Les avocats ont déclaré que la divulgation des détails de l’ingérence étrangère du SCRS causerait des dommages. « Il est raisonnable de supposer que les responsables étrangers suivent l’enquête de telle sorte qu’ils pourraient avoir connaissance de la divulgation d’informations sensibles. Cela entraînera probablement une perte immédiate de l’accès aux renseignements que le Canada considère comme étant de la plus haute priorité.

Ils ont déclaré que le personnel gouvernemental avait consacré plus de 200 heures-personnes à examiner et à censurer ces documents. Ils ont également averti que ce niveau d’examen de la confidentialité en matière de sécurité nationale « n’est pas durable s’il est reproduit sur un long terme » et ont déclaré qu’il est « clair que la suppression de documents à grande échelle ne sera pas une voie productive dans le délai imparti ».

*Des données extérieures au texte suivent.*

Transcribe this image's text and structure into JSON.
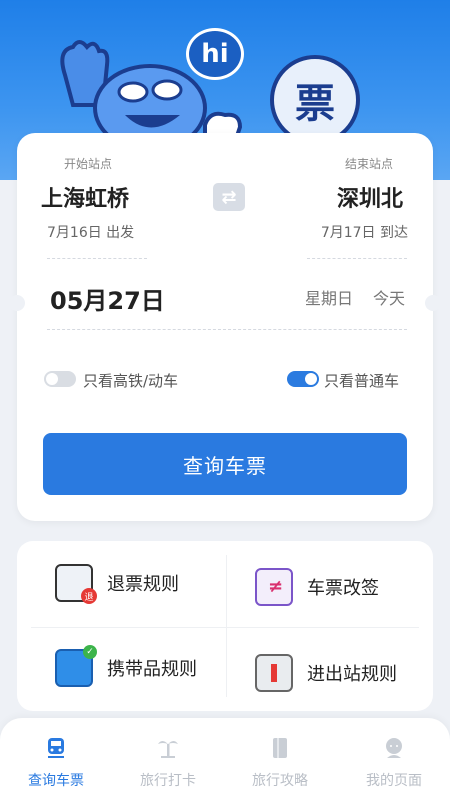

Cela suggère que l’enquête aura du mal à obtenir la divulgation publique d’une quantité importante d’informations confidentielles du SCRS et qu’elle devra trouver d’autres moyens, comme obtenir des résumés d’informations avec autorisation de sécurité ou confier les délibérations à des audiences à huis clos avec des résumés produits. pour le public.

Le gouvernement a ouvert une enquête sur l’ingérence étrangère sous la pression politique de tous les partis d’opposition après que le Globe ait obtenu des documents secrets et top-secrets du SCRS décrivant une campagne sophistiquée menée par la Chine pour influencer les élections de 2019 et 2021.